En las capeas los españoles dan rienda suelta al torero latente que cada uno lleva dentro de sí. Todos los que intervienen, incluso los que desde el balcón o la grada se limitan a permanecer como meros espectadores, están en las capeas actuando de toreros, siquiera sea con el pensamiento.
Estos tímidos -medrosos- mejor, saben que un simple salto, al que nadie se opone, les pondría delante del toro,y sólo con ésto van imaginando o soñando, mientras otros luchan con él, las faenas que realizarían si se decidieran. Pero no se deciden,y lo dejan para otra vez: para la capea del año siguiente, o para las próxima que habrá de celebrarse en el pueblo vecino.
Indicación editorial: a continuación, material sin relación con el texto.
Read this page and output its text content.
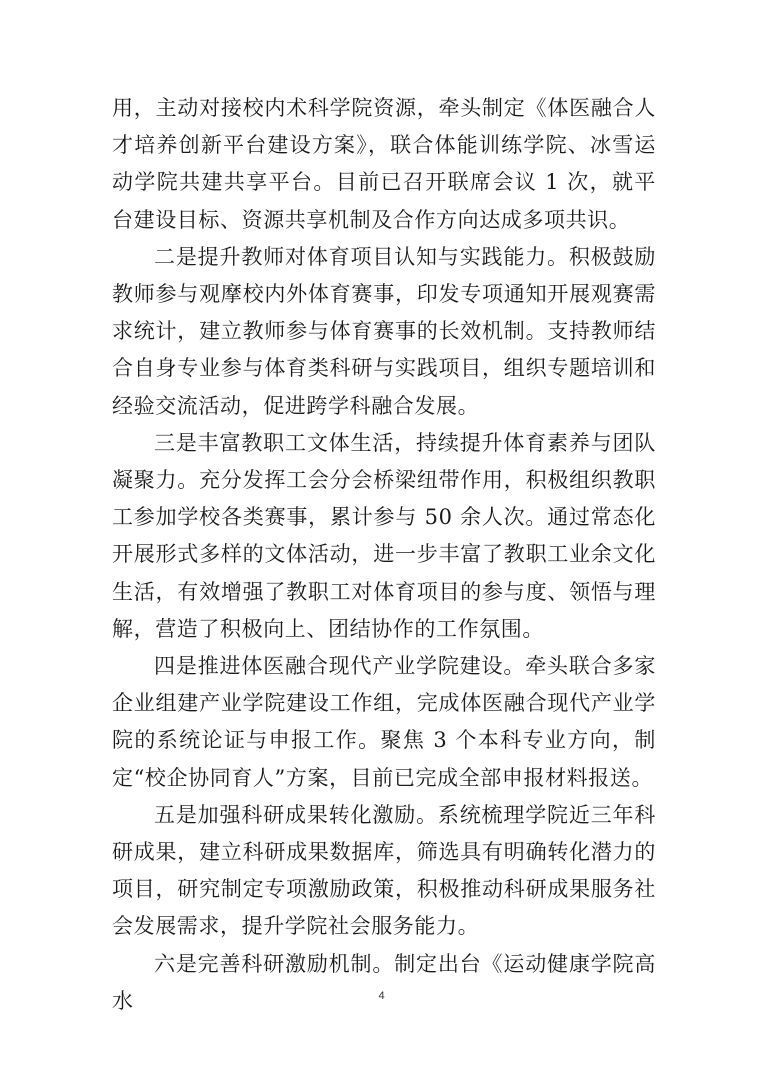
用，主动对接校内术科学院资源，牵头制定《体医融合人才培养创新平台建设方案》，联合体能训练学院、冰雪运动学院共建共享平台。目前已召开联席会议 1 次，就平台建设目标、资源共享机制及合作方向达成多项共识。

二是提升教师对体育项目认知与实践能力。积极鼓励教师参与观摩校内外体育赛事，印发专项通知开展观赛需求统计，建立教师参与体育赛事的长效机制。支持教师结合自身专业参与体育类科研与实践项目，组织专题培训和经验交流活动，促进跨学科融合发展。

三是丰富教职工文体生活，持续提升体育素养与团队凝聚力。充分发挥工会分会桥梁纽带作用，积极组织教职工参加学校各类赛事，累计参与 50 余人次。通过常态化开展形式多样的文体活动，进一步丰富了教职工业余文化生活，有效增强了教职工对体育项目的参与度、领悟与理解，营造了积极向上、团结协作的工作氛围。

四是推进体医融合现代产业学院建设。牵头联合多家企业组建产业学院建设工作组，完成体医融合现代产业学院的系统论证与申报工作。聚焦 3 个本科专业方向，制定“校企协同育人”方案，目前已完成全部申报材料报送。

五是加强科研成果转化激励。系统梳理学院近三年科研成果，建立科研成果数据库，筛选具有明确转化潜力的项目，研究制定专项激励政策，积极推动科研成果服务社会发展需求，提升学院社会服务能力。

六是完善科研激励机制。制定出台《运动健康学院高水	4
Hasta que, al fín,por muy grande que sea su miedo,un buén día se deciden, porque lo que creen llevar dentro es un torero, y nadie se conforma en llegar a viejo sín poder contar una hazaña taurina.
Él porqué no explicado, de esta atracción insobornable que el toro ejerce sobre el hombre español, pese al peligro que entraña,ha merecido que muy buenas plumas divaguen sobre el tema:pero acaso ninguna rasgó tán precisamente el velo misterioso sobre la quién dijo qué la esencia está en la contemplación que el hombre hace de su propia lucha con el mundo exterior, representado entonces por el toro.
Burlar el peligro, la muerte;dominar los elementos hasta someterlos a su voluntad.Después hacer esto mejor que los demás, sobresalir, atraer sobre sí todas las miradas..He aquí las complejas subconsciencias que empujan al hombre español ante el toro.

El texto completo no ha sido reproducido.